La cathédrale Basile-le-Bienheureux, construite en 1552, se trouve actuellement sur la place Rouge à Moscou, et reste aujourd'hui le symbole de l'architecture traditionnelle russe.
Histoire
En 1552, à la suite de la prise de Kazan, le tsar Ivan IV, dit le Terrible, souhaite bâtir, pour commémorer cette victoire, un monument. Il fait appel à l'architecte Postnik Yakovlev. Ce dernier lui proposa une cathédrale, baptisée cathédrale de l'Intercession-de-la-Vierge, aux dômes, à l'époque, dorés, en forme de casque.

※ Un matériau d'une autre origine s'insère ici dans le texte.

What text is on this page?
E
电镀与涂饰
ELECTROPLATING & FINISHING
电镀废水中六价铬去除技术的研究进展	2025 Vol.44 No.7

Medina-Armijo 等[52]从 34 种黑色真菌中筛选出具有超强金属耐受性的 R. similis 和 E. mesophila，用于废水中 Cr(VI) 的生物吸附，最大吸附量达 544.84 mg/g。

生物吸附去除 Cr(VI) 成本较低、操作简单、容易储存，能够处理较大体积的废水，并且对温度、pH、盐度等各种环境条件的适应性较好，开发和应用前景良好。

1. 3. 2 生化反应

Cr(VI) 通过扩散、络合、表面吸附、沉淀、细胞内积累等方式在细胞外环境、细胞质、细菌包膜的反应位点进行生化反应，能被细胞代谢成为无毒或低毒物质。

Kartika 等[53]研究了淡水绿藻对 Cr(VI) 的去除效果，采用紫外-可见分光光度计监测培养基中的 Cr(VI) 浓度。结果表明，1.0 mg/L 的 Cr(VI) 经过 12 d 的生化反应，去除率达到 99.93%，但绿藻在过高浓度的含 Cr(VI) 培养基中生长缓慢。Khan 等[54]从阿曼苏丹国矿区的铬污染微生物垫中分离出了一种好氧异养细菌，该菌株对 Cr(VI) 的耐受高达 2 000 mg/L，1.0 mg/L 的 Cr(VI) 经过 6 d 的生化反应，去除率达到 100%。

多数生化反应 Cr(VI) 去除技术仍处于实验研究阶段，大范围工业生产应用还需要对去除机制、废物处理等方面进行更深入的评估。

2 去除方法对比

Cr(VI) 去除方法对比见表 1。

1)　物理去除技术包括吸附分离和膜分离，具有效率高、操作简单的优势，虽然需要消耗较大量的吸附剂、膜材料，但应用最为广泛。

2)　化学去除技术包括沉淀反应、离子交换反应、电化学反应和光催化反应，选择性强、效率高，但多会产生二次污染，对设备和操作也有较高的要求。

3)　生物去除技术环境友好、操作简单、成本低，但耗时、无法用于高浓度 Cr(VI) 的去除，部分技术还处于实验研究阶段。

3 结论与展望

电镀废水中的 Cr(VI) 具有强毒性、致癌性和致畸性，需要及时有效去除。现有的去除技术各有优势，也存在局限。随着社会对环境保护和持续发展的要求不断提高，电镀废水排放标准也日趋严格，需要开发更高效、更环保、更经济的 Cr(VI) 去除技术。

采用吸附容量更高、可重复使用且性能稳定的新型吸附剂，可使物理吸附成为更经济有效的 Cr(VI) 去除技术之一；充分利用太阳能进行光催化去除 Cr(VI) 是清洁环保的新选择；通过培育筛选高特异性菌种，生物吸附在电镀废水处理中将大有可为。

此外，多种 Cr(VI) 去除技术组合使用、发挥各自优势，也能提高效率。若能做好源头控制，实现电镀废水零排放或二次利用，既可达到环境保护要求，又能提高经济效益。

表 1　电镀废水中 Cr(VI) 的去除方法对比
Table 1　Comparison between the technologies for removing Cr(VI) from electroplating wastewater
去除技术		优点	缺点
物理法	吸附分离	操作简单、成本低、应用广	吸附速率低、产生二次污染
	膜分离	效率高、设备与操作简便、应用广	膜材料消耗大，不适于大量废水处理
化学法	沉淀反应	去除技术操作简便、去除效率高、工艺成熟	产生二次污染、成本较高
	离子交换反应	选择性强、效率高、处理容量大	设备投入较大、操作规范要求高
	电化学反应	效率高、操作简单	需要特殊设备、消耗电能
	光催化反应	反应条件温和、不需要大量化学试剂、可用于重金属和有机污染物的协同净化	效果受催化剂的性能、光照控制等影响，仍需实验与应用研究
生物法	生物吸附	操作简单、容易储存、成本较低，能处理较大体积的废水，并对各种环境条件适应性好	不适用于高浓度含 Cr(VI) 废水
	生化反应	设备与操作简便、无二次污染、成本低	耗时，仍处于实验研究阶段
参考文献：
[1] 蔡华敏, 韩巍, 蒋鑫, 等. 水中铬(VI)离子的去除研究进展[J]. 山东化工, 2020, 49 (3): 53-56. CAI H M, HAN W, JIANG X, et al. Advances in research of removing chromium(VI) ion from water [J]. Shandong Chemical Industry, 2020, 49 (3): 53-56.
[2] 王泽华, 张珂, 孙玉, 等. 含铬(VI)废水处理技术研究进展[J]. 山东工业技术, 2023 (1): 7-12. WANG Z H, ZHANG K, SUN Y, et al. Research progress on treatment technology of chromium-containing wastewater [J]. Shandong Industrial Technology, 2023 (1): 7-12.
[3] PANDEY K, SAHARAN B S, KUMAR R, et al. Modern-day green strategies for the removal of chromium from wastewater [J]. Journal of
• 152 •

La construction débuta en 1552 et s'acheva en 1561. Selon la légende, face à une telle beauté, le tsar ordonna que l'on crève les yeux de l'architecte, pour qu'il ne puisse pas reproduire un tel édifice.
En 1583, à la suite d'un incendie, les dômes furent remplacés par les bulbes que nous connaissons aujourd'hui. Cependant, ils ne devinrent bariolés qu'en 1670.
On l'appelle communément Saint-Basile car elle abrite, depuis 1588, le tombeau de Basile le Bienheureux.